Were there parts of the story that annoyed me greatly? Certainly. No self-respecting mother should allow her 15 year old daughter to go in a van to Mexico without going along for the ride. I don’t feel that allowing Sophie to go to Mexico with your great-aunt to be really that reliable. Certainly no intelligent person would have purposefully traveled into Guatemala 10 years ago, even if it was with a close family member. The characters were interesting, but had the quality of being the best or worst that they could be.
Parts I love: Each part of the book begins with a quote from The Little Prince by Antoine de Saint-Exupery, one of my absolute favorite children’s books. I also love the insights of the narrator. Sophie sees the world in occasionally naïve and trusting ways that defy her initial characterization as being a worry-wart and a wallflower.

My favorite quote is the beginning of Part Six: “When you look up at the sky at night, since I’ll be living on one of them, since I’ll be laughing on one of them, for you it’ll be as if all the stars are laughing. You’ll have stars that can laugh!” –The Little Prince
My favorite quote from the actual book:
“In English class, we read a book with a passage I underlined that said when it comes to explaining to other people what’s deepest and truest and most important to us, each person is trapped in her own tower and everyone speaks a different language, and the only words we share are things like ‘It’s going to rain.

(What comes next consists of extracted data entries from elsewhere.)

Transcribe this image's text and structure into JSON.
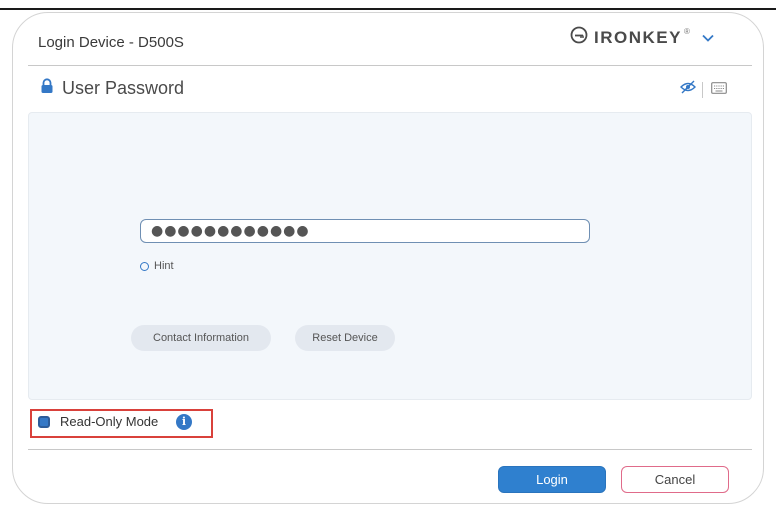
{
  "window": {
    "title": "Login Device - D500S",
    "brand": "IRONKEY",
    "brand_mark": "®"
  },
  "section": {
    "title": "User Password"
  },
  "password": {
    "value": "●●●●●●●●●●●●"
  },
  "hint": {
    "label": "Hint"
  },
  "links": {
    "contact": "Contact Information",
    "reset": "Reset Device"
  },
  "read_only": {
    "label": "Read-Only Mode",
    "info_glyph": "i",
    "checked": true
  },
  "actions": {
    "login": "Login",
    "cancel": "Cancel"
  },
  "colors": {
    "accent": "#2f80cf",
    "highlight_box": "#d9413b",
    "cancel_border": "#e06b8a",
    "panel_bg": "#f3f7fb"
  },
  "icons": [
    "ironkey-logo-icon",
    "chevron-down-icon",
    "lock-icon",
    "eye-hidden-icon",
    "keyboard-icon",
    "info-icon"
  ]
}
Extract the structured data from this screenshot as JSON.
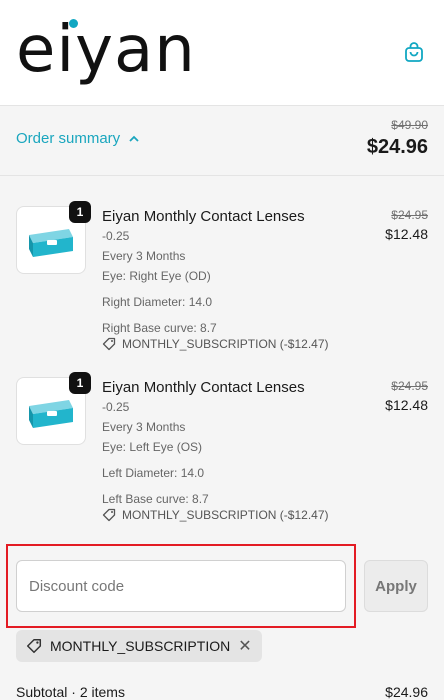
{
  "header": {
    "logo_text": "eiyan",
    "bag_icon": "shopping-bag-icon",
    "accent": "#11a7c2"
  },
  "summary": {
    "toggle_label": "Order summary",
    "toggle_icon": "chevron-up-icon",
    "original_total": "$49.90",
    "total": "$24.96"
  },
  "items": [
    {
      "quantity": "1",
      "name": "Eiyan Monthly Contact Lenses",
      "power": "-0.25",
      "frequency": "Every 3 Months",
      "eye": "Eye: Right Eye (OD)",
      "diameter": "Right Diameter: 14.0",
      "base_curve": "Right Base curve: 8.7",
      "discount": "MONTHLY_SUBSCRIPTION (-$12.47)",
      "original_price": "$24.95",
      "price": "$12.48"
    },
    {
      "quantity": "1",
      "name": "Eiyan Monthly Contact Lenses",
      "power": "-0.25",
      "frequency": "Every 3 Months",
      "eye": "Eye: Left Eye (OS)",
      "diameter": "Left Diameter: 14.0",
      "base_curve": "Left Base curve: 8.7",
      "discount": "MONTHLY_SUBSCRIPTION (-$12.47)",
      "original_price": "$24.95",
      "price": "$12.48"
    }
  ],
  "discount": {
    "placeholder": "Discount code",
    "value": "",
    "apply_label": "Apply",
    "applied_code": "MONTHLY_SUBSCRIPTION",
    "highlight_color": "#e31b23"
  },
  "subtotal": {
    "label": "Subtotal · 2 items",
    "value": "$24.96"
  }
}
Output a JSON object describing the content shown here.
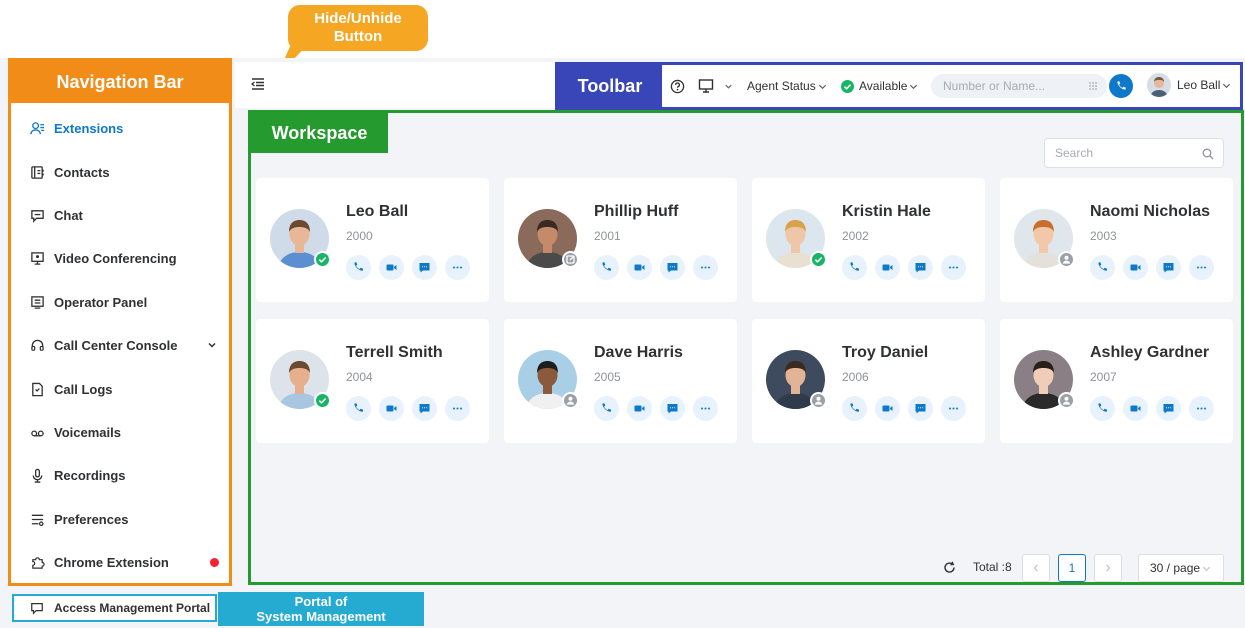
{
  "annotations": {
    "hide_button_line1": "Hide/Unhide",
    "hide_button_line2": "Button",
    "navigation_bar": "Navigation Bar",
    "toolbar": "Toolbar",
    "workspace": "Workspace",
    "portal_line1": "Portal of",
    "portal_line2": "System Management"
  },
  "sidebar": {
    "items": [
      {
        "label": "Extensions",
        "icon": "extensions-icon",
        "active": true
      },
      {
        "label": "Contacts",
        "icon": "contacts-icon"
      },
      {
        "label": "Chat",
        "icon": "chat-icon"
      },
      {
        "label": "Video Conferencing",
        "icon": "video-conferencing-icon"
      },
      {
        "label": "Operator Panel",
        "icon": "operator-panel-icon"
      },
      {
        "label": "Call Center Console",
        "icon": "headset-icon",
        "expandable": true
      },
      {
        "label": "Call Logs",
        "icon": "call-logs-icon"
      },
      {
        "label": "Voicemails",
        "icon": "voicemail-icon"
      },
      {
        "label": "Recordings",
        "icon": "microphone-icon"
      },
      {
        "label": "Preferences",
        "icon": "preferences-icon"
      },
      {
        "label": "Chrome Extension",
        "icon": "puzzle-icon",
        "notification": true
      }
    ],
    "access_portal": "Access Management Portal"
  },
  "toolbar": {
    "agent_status": "Agent Status",
    "availability": "Available",
    "dial_placeholder": "Number or Name...",
    "user_name": "Leo Ball"
  },
  "workspace": {
    "search_placeholder": "Search",
    "extensions": [
      {
        "name": "Leo Ball",
        "number": "2000",
        "status": "available"
      },
      {
        "name": "Phillip Huff",
        "number": "2001",
        "status": "external"
      },
      {
        "name": "Kristin Hale",
        "number": "2002",
        "status": "available"
      },
      {
        "name": "Naomi Nicholas",
        "number": "2003",
        "status": "offline"
      },
      {
        "name": "Terrell Smith",
        "number": "2004",
        "status": "available"
      },
      {
        "name": "Dave Harris",
        "number": "2005",
        "status": "offline"
      },
      {
        "name": "Troy Daniel",
        "number": "2006",
        "status": "offline"
      },
      {
        "name": "Ashley Gardner",
        "number": "2007",
        "status": "offline"
      }
    ],
    "pagination": {
      "total": "Total :8",
      "current_page": "1",
      "page_size": "30 / page"
    }
  },
  "colors": {
    "accent": "#0e78c9",
    "available": "#18b566",
    "navigation_bar": "#f28c18",
    "toolbar": "#3846b8",
    "workspace": "#259a2e",
    "portal": "#25aad2",
    "notification": "#f5222d"
  }
}
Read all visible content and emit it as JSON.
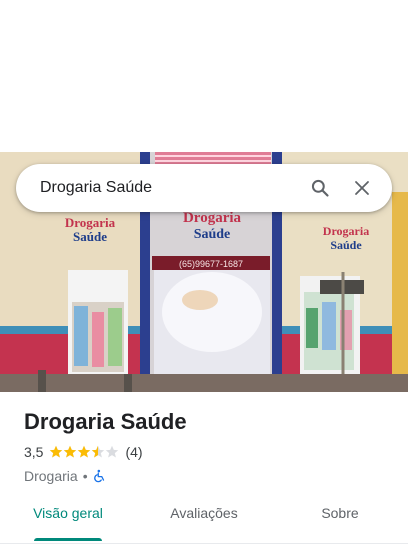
{
  "search": {
    "query": "Drogaria Saúde"
  },
  "photo": {
    "left_sign_line1": "Drogaria",
    "left_sign_line2": "Saúde",
    "center_sign_line1": "Drogaria",
    "center_sign_line2": "Saúde",
    "center_phone": "(65)99677-1687",
    "right_sign_line1": "Drogaria",
    "right_sign_line2": "Saúde"
  },
  "place": {
    "name": "Drogaria Saúde",
    "rating": "3,5",
    "rating_stars": 3.5,
    "review_count": "(4)",
    "category": "Drogaria",
    "separator": "•",
    "accessibility_icon": "wheelchair-icon"
  },
  "tabs": [
    {
      "label": "Visão geral",
      "active": true
    },
    {
      "label": "Avaliações",
      "active": false
    },
    {
      "label": "Sobre",
      "active": false
    }
  ],
  "colors": {
    "accent": "#00897b",
    "star": "#fbbc04",
    "star_empty": "#dadce0",
    "wheelchair": "#1a73e8"
  }
}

Bring an umbrella.’ How can you express your heart’s deepest feelings with words like that?” (82)

I do also like the fact that she uses real Spanish, and not just the words that most gringos know, but the words that have real meaning in Spanish, but you don’t see too often, like chispa, and limpia, and comadre. I like that she threw real Mixteco into the mix, so that you get a real sense of the fact that even in Mexico, Spanish is not always everyone’s first language.

Overall, I found this book to be a delightful romp through a teenage girl’s bildungsroman, a coming of age in a mystical land where eventually everything can be set right.